In The Washington Post, presidential hopeful Senator Elizabeth Warren points to failures of the private market as the reason why certain areas lack access to high-speed Internet: “Blame Internet service providers (ISPs), such as Verizon, Comcast, AT&T and Charter, which have maximized their profits at the expense of rural towns, cities, low-income communities and communities of color across the country.” Warren contends that a federal grant program doling money to local governments and non-profit groups would be better than our private market system.

Senator Warren’s argument, however, ignores several facts:

  • Return on invested capital is a far better metric for measuring the income of network businesses than simple profitability;
  • The United States ranks in the middle of the pack for expanding Internet access to rural areas when compared to European and other developed countries; and
  • Corporations are often at the vanguard of Internet deployment, while local governments have been reluctant to compete directly with private ISPs and deploy broadband Internet themselves.

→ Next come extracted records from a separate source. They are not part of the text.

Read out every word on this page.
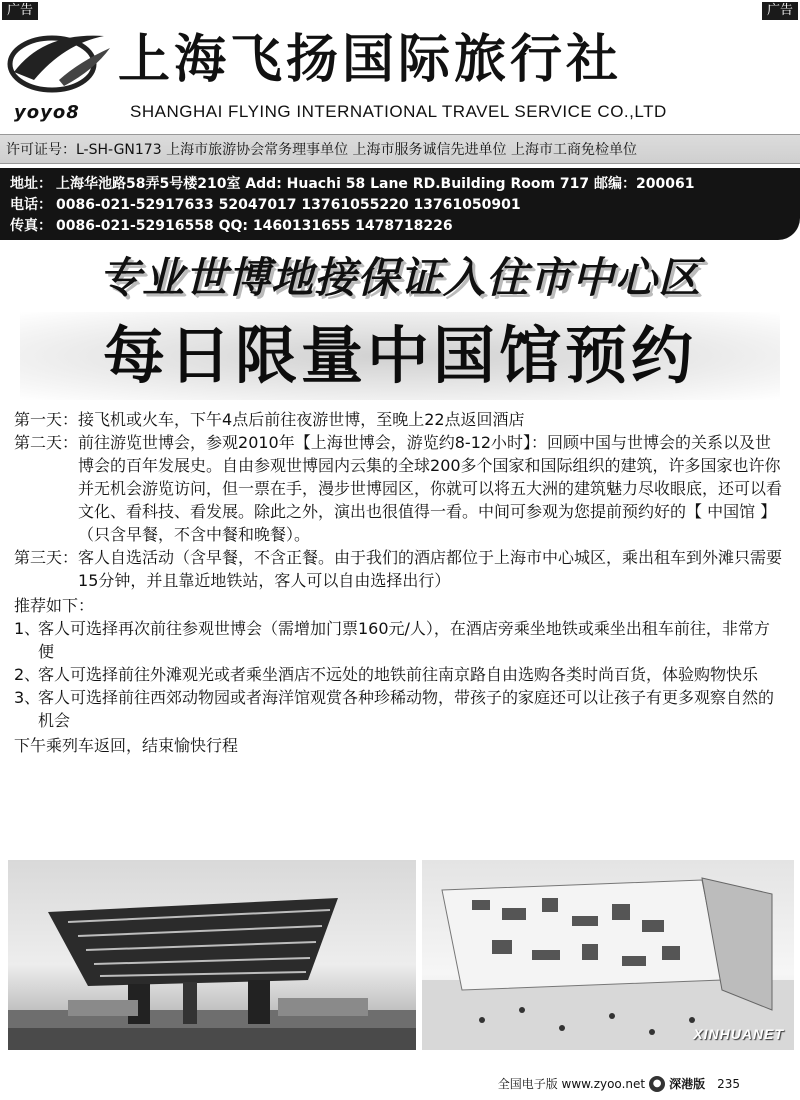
广告	广告
yoyo8
上海飞扬国际旅行社
SHANGHAI FLYING INTERNATIONAL TRAVEL SERVICE CO.,LTD
许可证号：L-SH-GN173 上海市旅游协会常务理事单位 上海市服务诚信先进单位 上海市工商免检单位
地址： 上海华池路58弄5号楼210室 Add: Huachi 58 Lane RD.Building Room 717 邮编：200061
电话： 0086-021-52917633 52047017 13761055220 13761050901
传真： 0086-021-52916558 QQ: 1460131655 1478718226
专业世博地接保证入住市中心区
每日限量中国馆预约
第一天： 接飞机或火车，下午4点后前往夜游世博，至晚上22点返回酒店
第二天： 前往游览世博会，参观2010年【上海世博会，游览约8-12小时】：回顾中国与世博会的关系以及世博会的百年发展史。自由参观世博园内云集的全球200多个国家和国际组织的建筑，许多国家也许你并无机会游览访问，但一票在手，漫步世博园区，你就可以将五大洲的建筑魅力尽收眼底，还可以看文化、看科技、看发展。除此之外，演出也很值得一看。中间可参观为您提前预约好的【 中国馆 】（只含早餐，不含中餐和晚餐）。
第三天： 客人自选活动（含早餐，不含正餐。由于我们的酒店都位于上海市中心城区，乘出租车到外滩只需要15分钟，并且靠近地铁站，客人可以自由选择出行）
推荐如下：
1、
客人可选择再次前往参观世博会（需增加门票160元/人），在酒店旁乘坐地铁或乘坐出租车前往，非常方便
2、
客人可选择前往外滩观光或者乘坐酒店不远处的地铁前往南京路自由选购各类时尚百货，体验购物快乐
3、
客人可选择前往西郊动物园或者海洋馆观赏各种珍稀动物，带孩子的家庭还可以让孩子有更多观察自然的机会
下午乘列车返回，结束愉快行程
XINHUANET
全国电子版 www.zyoo.net ● 深港版 235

Simplistically scapegoating the profit motive of ISPs ignores the cost realities and market forces driving Internet deployment. The United States is a large and decentralized country, and as a result expanding high-speed Internet is difficult and expensive. Before blaming private companies for limited access, policymakers would do well to understand both the challenges facing expansion efforts and the successes that the United States has already had in this area.

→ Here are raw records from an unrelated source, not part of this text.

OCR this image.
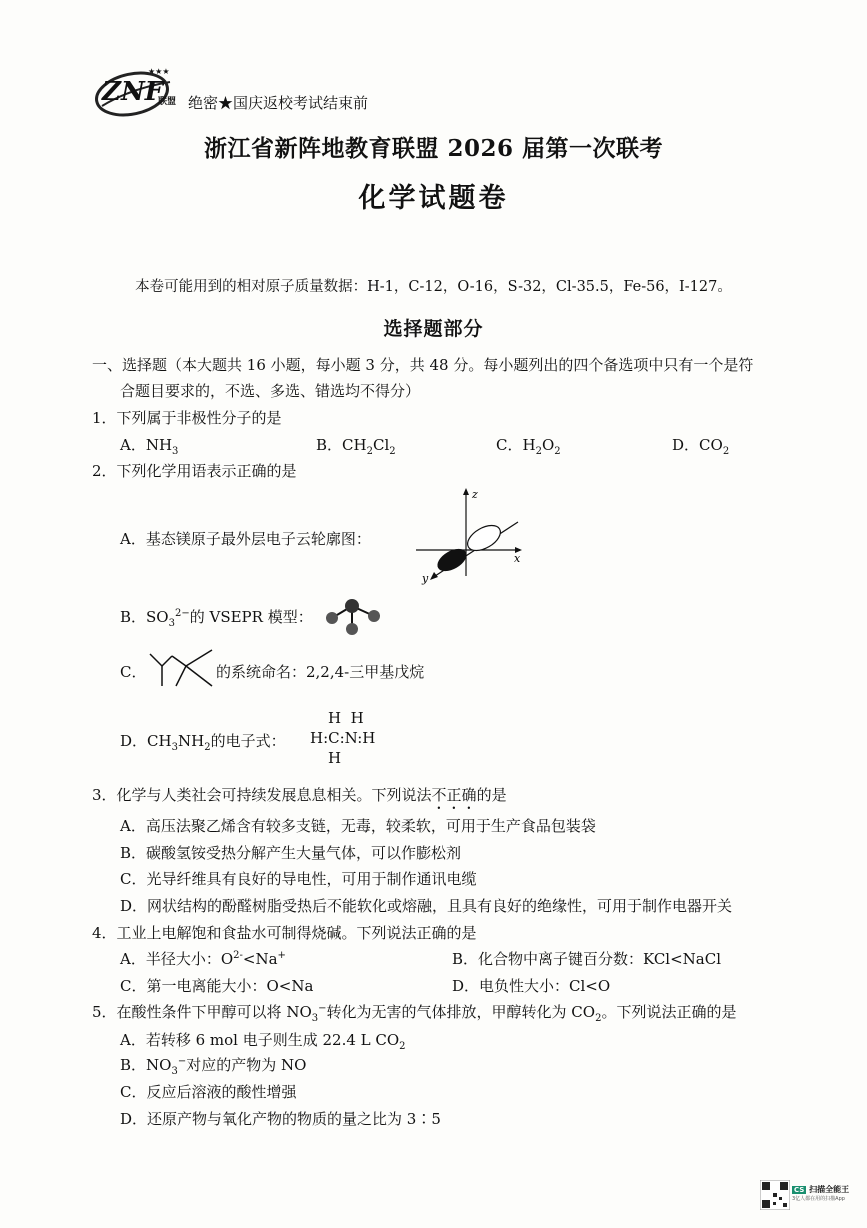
ZNF
联盟
★★★
绝密★国庆返校考试结束前
浙江省新阵地教育联盟 2026 届第一次联考
化学试题卷
本卷可能用到的相对原子质量数据：H-1，C-12，O-16，S-32，Cl-35.5，Fe-56，I-127。
选择题部分
一、选择题（本大题共 16 小题，每小题 3 分，共 48 分。每小题列出的四个备选项中只有一个是符
合题目要求的，不选、多选、错选均不得分）
1．下列属于非极性分子的是
A．$NH_3$	B．$CH_2Cl_2$	C．$H_2O_2$	D．$CO_2$
2．下列化学用语表示正确的是
A．基态镁原子最外层电子云轮廓图：
z
x
y
B．$SO_3^{2-}$的 VSEPR 模型：
C．	的系统命名：2,2,4-三甲基戊烷
D．$CH_3NH_2$的电子式：
H  H
H:C:N:H
H
3．化学与人类社会可持续发展息息相关。下列说法不正确的是
A．高压法聚乙烯含有较多支链，无毒，较柔软，可用于生产食品包装袋
B．碳酸氢铵受热分解产生大量气体，可以作膨松剂
C．光导纤维具有良好的导电性，可用于制作通讯电缆
D．网状结构的酚醛树脂受热后不能软化或熔融，且具有良好的绝缘性，可用于制作电器开关
4．工业上电解饱和食盐水可制得烧碱。下列说法正确的是
A．半径大小：$O^{2-}<Na^+$	B．化合物中离子键百分数：KCl<NaCl
C．第一电离能大小：O<Na	D．电负性大小：Cl<O
5．在酸性条件下甲醇可以将 $NO_3^-$转化为无害的气体排放，甲醇转化为 $CO_2$。下列说法正确的是
A．若转移 6 mol 电子则生成 22.4 L $CO_2$
B．$NO_3^-$对应的产物为 NO
C．反应后溶液的酸性增强
D．还原产物与氧化产物的物质的量之比为 3∶5
CS 扫描全能王
3亿人都在用的扫描App
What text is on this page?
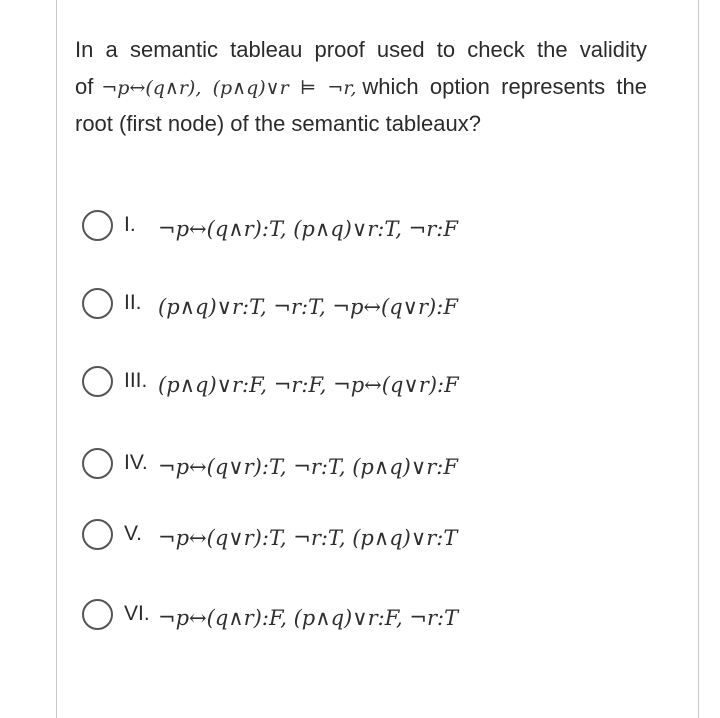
In a semantic tableau proof used to check the validity of ¬p↔(q∧r), (p∧q)∨r ⊨ ¬r, which option represents the root (first node) of the semantic tableaux?
I.	¬p↔(q∧r):T, (p∧q)∨r:T, ¬r:F
II. (p∧q)∨r:T, ¬r:T, ¬p↔(q∨r):F
III. (p∧q)∨r:F, ¬r:F, ¬p↔(q∨r):F
IV. ¬p↔(q∨r):T, ¬r:T, (p∧q)∨r:F
V. ¬p↔(q∨r):T, ¬r:T, (p∧q)∨r:T
VI. ¬p↔(q∧r):F, (p∧q)∨r:F, ¬r:T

Metrics for Measuring Corporations

Warren attacks both the profitability and customer service of private ISPs, but neither is a helpful metric for measuring the success of these corporations. Most important, understanding the financial position of a firm requires more than just trotting out gross profit numbers. Modern financial textbooks spend little time on the subject because profitability doesn’t say much about how a company makes a return on its investment. Verizon, Comcast, AT&T, and Charter are all network companies dominated by high initial costs and low marginal costs. That is, they all spend a lot of money to build or upgrade a network over a short time span and then pay down that investment over time. Looking at annual profit numbers paints a distorted picture.

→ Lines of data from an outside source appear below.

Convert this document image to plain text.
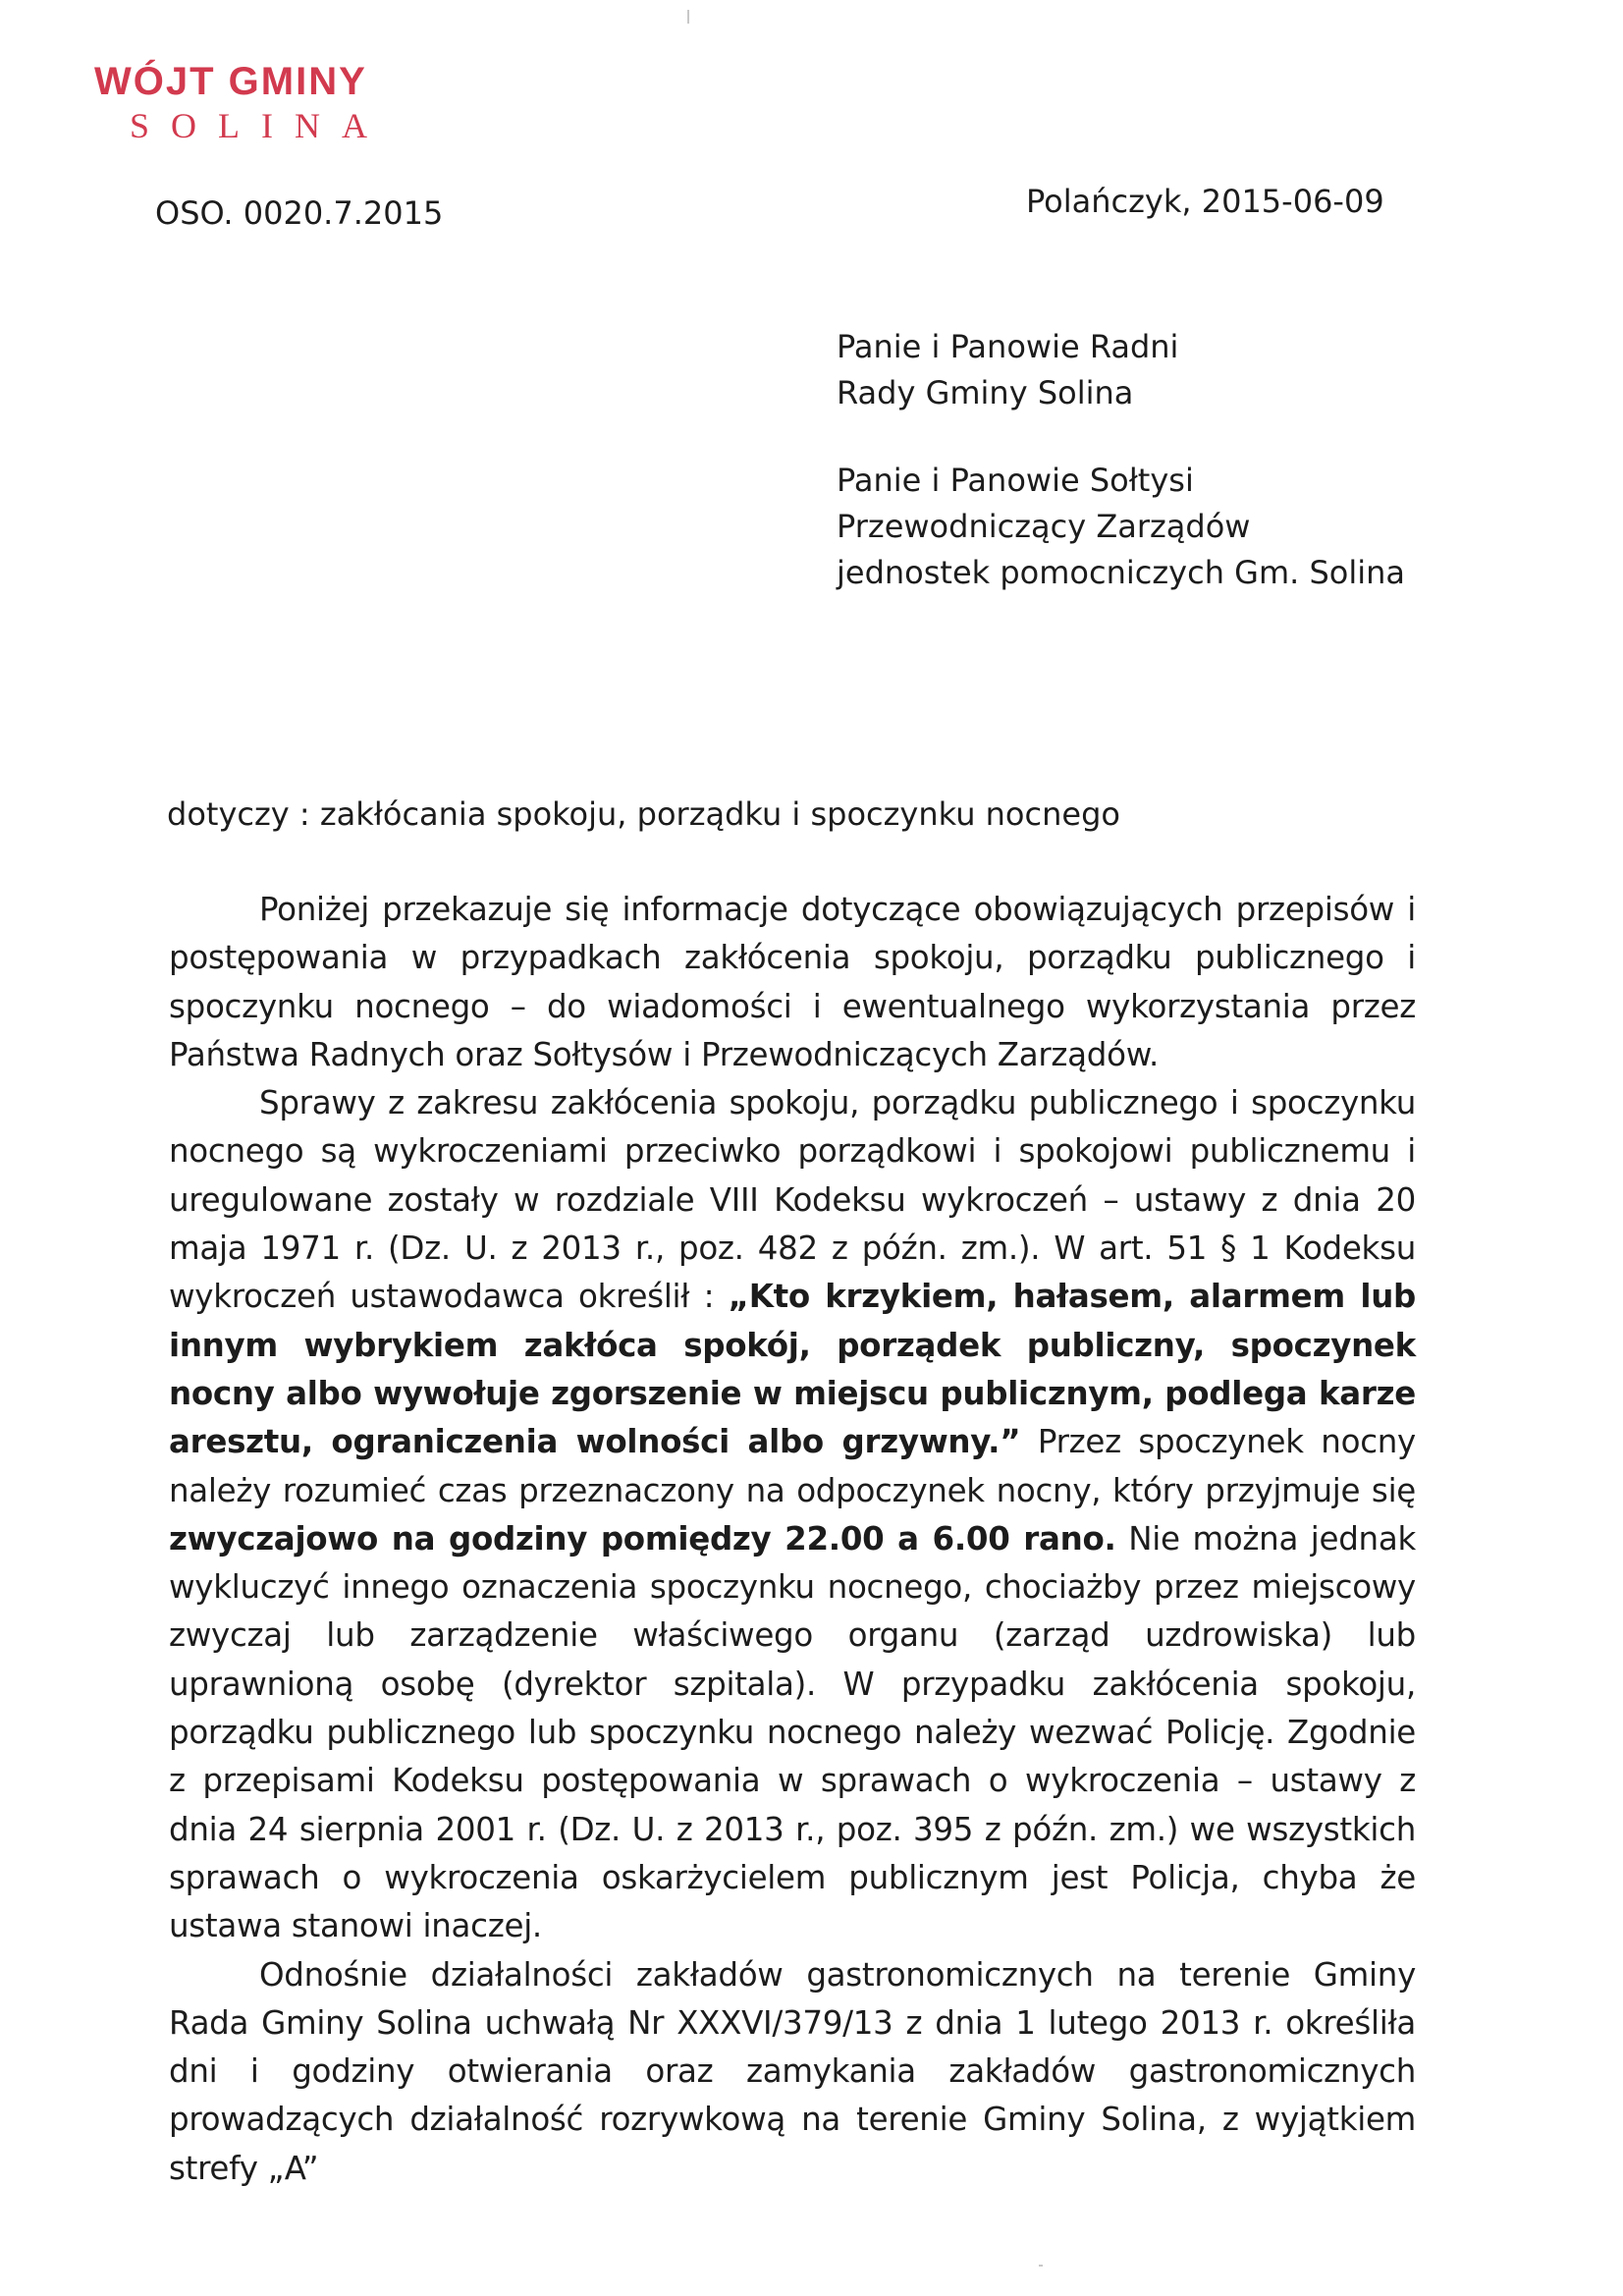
WÓJT GMINY
SOLINA
OSO. 0020.7.2015	Polańczyk, 2015-06-09
Panie i Panowie Radni
Rady Gminy Solina
Panie i Panowie Sołtysi
Przewodniczący Zarządów
jednostek pomocniczych Gm. Solina
dotyczy : zakłócania spokoju, porządku i spoczynku nocnego

Poniżej przekazuje się informacje dotyczące obowiązujących przepisów i postępowania w przypadkach zakłócenia spokoju, porządku publicznego i spoczynku nocnego – do wiadomości i ewentualnego wykorzystania przez Państwa Radnych oraz Sołtysów i Przewodniczących Zarządów.

Sprawy z zakresu zakłócenia spokoju, porządku publicznego i spoczynku nocnego są wykroczeniami przeciwko porządkowi i spokojowi publicznemu i uregulowane zostały w rozdziale VIII Kodeksu wykroczeń – ustawy z dnia 20 maja 1971 r. (Dz. U. z 2013 r., poz. 482 z późn. zm.). W art. 51 § 1 Kodeksu wykroczeń ustawodawca określił : „Kto krzykiem, hałasem, alarmem lub innym wybrykiem zakłóca spokój, porządek publiczny, spoczynek nocny albo wywołuje zgorszenie w miejscu publicznym, podlega karze aresztu, ograniczenia wolności albo grzywny.” Przez spoczynek nocny należy rozumieć czas przeznaczony na odpoczynek nocny, który przyjmuje się zwyczajowo na godziny pomiędzy 22.00 a 6.00 rano. Nie można jednak wykluczyć innego oznaczenia spoczynku nocnego, chociażby przez miejscowy zwyczaj lub zarządzenie właściwego organu (zarząd uzdrowiska) lub uprawnioną osobę (dyrektor szpitala). W przypadku zakłócenia spokoju, porządku publicznego lub spoczynku nocnego należy wezwać Policję. Zgodnie z przepisami Kodeksu postępowania w sprawach o wykroczenia – ustawy z dnia 24 sierpnia 2001 r. (Dz. U. z 2013 r., poz. 395 z późn. zm.) we wszystkich sprawach o wykroczenia oskarżycielem publicznym jest Policja, chyba że ustawa stanowi inaczej.

Odnośnie działalności zakładów gastronomicznych na terenie Gminy Rada Gminy Solina uchwałą Nr XXXVI/379/13 z dnia 1 lutego 2013 r. określiła dni i godziny otwierania oraz zamykania zakładów gastronomicznych prowadzących działalność rozrywkową na terenie Gminy Solina, z wyjątkiem strefy „A”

Analysts will look at a company’s return on invested capital (ROIC) ratio since “it gives the clearest picture of exactly how efficiently a company is using its capital, and whether or not its competitive positioning allows it to generate solid returns from that capital.” For 2018, Comcast had a ROIC of 9.15, while Verizon had 11.89 percent. On the other hand, Facebook had an ROIC of 26.85 percent while Microsoft got a ROIC of 24.13 percent in 2018. Broadband companies might be doing better than other industries, but the companies are hardly the profit maximizers Warren has called out.

Warren similarly highlights the poor customer service from private ISPs, but her critique here is likewise off base. Warren is certainly correct that “Horror stories starring giant Internet companies are practically universal,” but these horror stories aren’t unique to the United States. They also happen in Germany, Italy, Spain, and the United Kingdom. Worldwide, few people like their Internet provider. Private American companies aren’t the problem here.

International Rankings

Every country struggles with getting broadband into hard-to-reach places, yet Warren still chides policymakers because the United States doesn’t have the same speed and access as Europe. The Federal Communications Commission (FCC) report she cites undermines her argument that the United States is an outlier, however. The report explains that “the United States had higher deployment rates than the EU21 countries as a whole during the period both generally and separately in rural and non-rural areas.” Further, while the United States does come in tenth place for average download speed among developed countries, it is dense countries such as Denmark, Japan, and South Korea—where it is much easier to deploy fast Internet broadly—that rank higher.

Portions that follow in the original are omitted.